There are endless examples of early, middle, and late-stage content positioning in the B2C world, too. Petfinder's blog posts, for example, help people navigate the buyer's journey that takes place when getting a dog.
- "Feeling Stressed? Learn the Health Benefits of Having a Pet" is for people who don't yet own a pet. That early-stage content might be especially helpful for winning over other members of the "buying committee" who might prefer a fish tank. This article could influence a stressed-out human who is among the 56% of buyers who aren't currently looking for a dog.
- A middle stage content example would be "The Comprehensive Guide To Adopting A Pet." At the middle stage of a buyer's journey to get a dog, 40% of people are ready to start considering options, such as whether to adopt a dog or contact a breeder.

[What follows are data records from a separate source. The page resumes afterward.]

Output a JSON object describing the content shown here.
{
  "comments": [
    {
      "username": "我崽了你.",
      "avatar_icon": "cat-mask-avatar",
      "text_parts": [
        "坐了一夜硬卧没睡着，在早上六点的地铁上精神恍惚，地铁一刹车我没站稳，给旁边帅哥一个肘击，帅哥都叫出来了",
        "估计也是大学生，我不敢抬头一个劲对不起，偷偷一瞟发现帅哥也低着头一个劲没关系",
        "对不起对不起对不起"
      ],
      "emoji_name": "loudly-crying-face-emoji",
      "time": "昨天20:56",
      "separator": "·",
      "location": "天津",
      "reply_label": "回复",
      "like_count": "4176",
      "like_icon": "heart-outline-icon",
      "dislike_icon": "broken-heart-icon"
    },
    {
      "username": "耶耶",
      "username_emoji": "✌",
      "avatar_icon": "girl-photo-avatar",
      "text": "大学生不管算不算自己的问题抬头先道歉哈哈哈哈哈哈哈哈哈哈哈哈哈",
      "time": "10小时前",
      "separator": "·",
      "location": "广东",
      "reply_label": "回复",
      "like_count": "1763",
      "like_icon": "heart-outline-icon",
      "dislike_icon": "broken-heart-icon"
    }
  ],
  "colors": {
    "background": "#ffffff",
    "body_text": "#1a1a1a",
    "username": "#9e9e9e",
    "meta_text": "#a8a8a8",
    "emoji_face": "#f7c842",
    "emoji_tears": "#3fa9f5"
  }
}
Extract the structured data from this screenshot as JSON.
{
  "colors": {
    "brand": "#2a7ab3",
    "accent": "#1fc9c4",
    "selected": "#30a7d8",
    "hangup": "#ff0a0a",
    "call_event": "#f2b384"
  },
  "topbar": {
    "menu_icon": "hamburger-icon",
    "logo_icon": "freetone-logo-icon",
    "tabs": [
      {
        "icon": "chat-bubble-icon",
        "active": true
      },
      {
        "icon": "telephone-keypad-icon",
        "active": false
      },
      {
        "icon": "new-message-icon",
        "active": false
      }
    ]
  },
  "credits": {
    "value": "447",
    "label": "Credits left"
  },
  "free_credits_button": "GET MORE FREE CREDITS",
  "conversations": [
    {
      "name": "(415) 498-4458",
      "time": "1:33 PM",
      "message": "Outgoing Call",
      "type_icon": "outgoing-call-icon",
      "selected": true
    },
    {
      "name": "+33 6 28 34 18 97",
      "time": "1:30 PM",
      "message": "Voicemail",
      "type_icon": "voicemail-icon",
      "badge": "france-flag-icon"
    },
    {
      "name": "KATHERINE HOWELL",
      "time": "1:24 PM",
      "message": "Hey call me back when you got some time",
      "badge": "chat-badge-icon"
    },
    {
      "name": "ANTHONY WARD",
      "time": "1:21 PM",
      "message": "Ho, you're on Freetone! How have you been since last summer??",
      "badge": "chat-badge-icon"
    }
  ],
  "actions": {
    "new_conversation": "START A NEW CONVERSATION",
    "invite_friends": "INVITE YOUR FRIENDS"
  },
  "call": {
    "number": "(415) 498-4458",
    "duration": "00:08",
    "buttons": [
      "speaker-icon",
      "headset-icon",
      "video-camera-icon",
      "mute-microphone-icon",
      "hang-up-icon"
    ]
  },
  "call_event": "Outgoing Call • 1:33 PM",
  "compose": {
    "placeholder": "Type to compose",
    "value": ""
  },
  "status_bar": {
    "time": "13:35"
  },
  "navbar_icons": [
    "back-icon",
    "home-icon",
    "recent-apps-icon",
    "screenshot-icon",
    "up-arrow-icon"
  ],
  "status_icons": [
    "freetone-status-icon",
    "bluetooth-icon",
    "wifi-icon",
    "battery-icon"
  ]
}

- Finally, the website has a "See Which Dogs Fit You Best” quiz. After answering five questions, readers are “matched” with dogs according to a preselected mile radius. This quiz is perfect for the 4% of buyers who are ready to bring a dog home.
Keep in mind that the B2B buyer’s journey isn’t as linear as sales and marketing teams would like it to be (more on that here). Someone might take the quiz about which dog is the best fit before considering whether to adopt a dog or buy a puppy.
Buyer’s Journey Content In Action
Even though buyers don’t always consume content in a linear way, marketers can still get value from classifying their content according to the buyer’s journey stages. That classification process is step one. The next step is to use those buyer’s journey classifications to understand buyer behavior.
Use that above chart as a guide to “tag” your own content. The designation does not need to be visible to your buyer, but it can deliver critical information on the back end to the supplier.
Those insights can mislead your sales team if your content isn’t labeled according to the buyer’s journey stage. That’s because not every content engagement carries the same weight. For example, a buyer who engages with dozens of early-stage articles might not be as valuable to a salesperson as the buyer who downloads just a single piece of late-stage content.
Creating, classifying, and analyzing content according to the buyer’s journey stage enables marketers to look for engagement patterns, identify potential buying activity, and share insights with members of your sales team. Start mapping your content today – your sales team and your buyers will thank you for it.